When the war ended, knowing full well that he would be unable to function politically in the one-party state, Krnjević refused to return to Yugoslavia with Šubašić. As early as in 1943, he had strongly urged the HSS in Croatia to prepare for a takeover of power, as soon as permitted by the military situation – even sending detailed instructions how to proceed (Jelić-Butić, 1983). But in Croatia, the HSS was in great disarray: Maček was under house arrest; and many of its members had gone over to Tito or to Pavelić. Facing little organized resistance as the Germans retreated, the Partisans were soon in full control of the country.
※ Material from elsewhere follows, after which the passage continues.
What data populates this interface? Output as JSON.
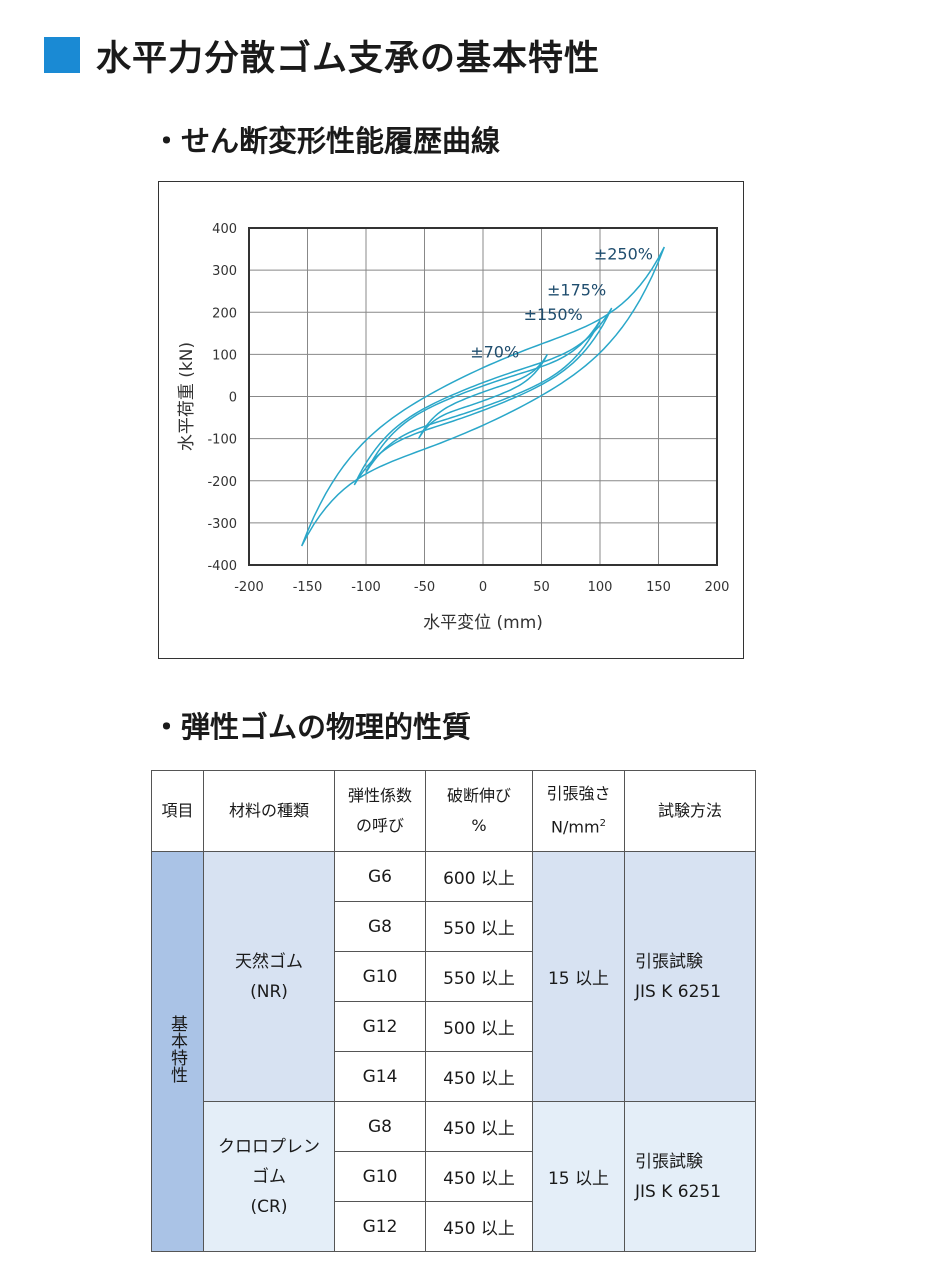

Krnjević's situation was not unlike that in prewar Geneva. There was little he could do directly in Yugoslavia. But there were many Croatian emigrants in North and South America, as well as some in Western Europe – including increasing numbers of Croats working in Germany (‘Gastarbeiter’) – who had been, or were, HSS supporters or potential recruits. He devoted the rest of his life to meeting and organizing émigré HSS groups, especially in Canada and the US, during regular travels to North America. He also wrote frequently for emigrant
newspapers, especially for ‘Hrvatski Glas’, edited and published by HSS supporters in Canada.

After Vladko Maček's death in 1964, he became the president of HSS in exile. Both in speeches and articles, he never wavered from his conviction that the never-ending confrontations with Belgrade could be resolved only by negotiations between a free Croatia and a free Serbia.

Krnjević died in London.
Only two years after his death, the collapse of the Communist regime would lead to the first free multi-party elections in Croatia's modern history, involving a re-established Croatian Peasant Party.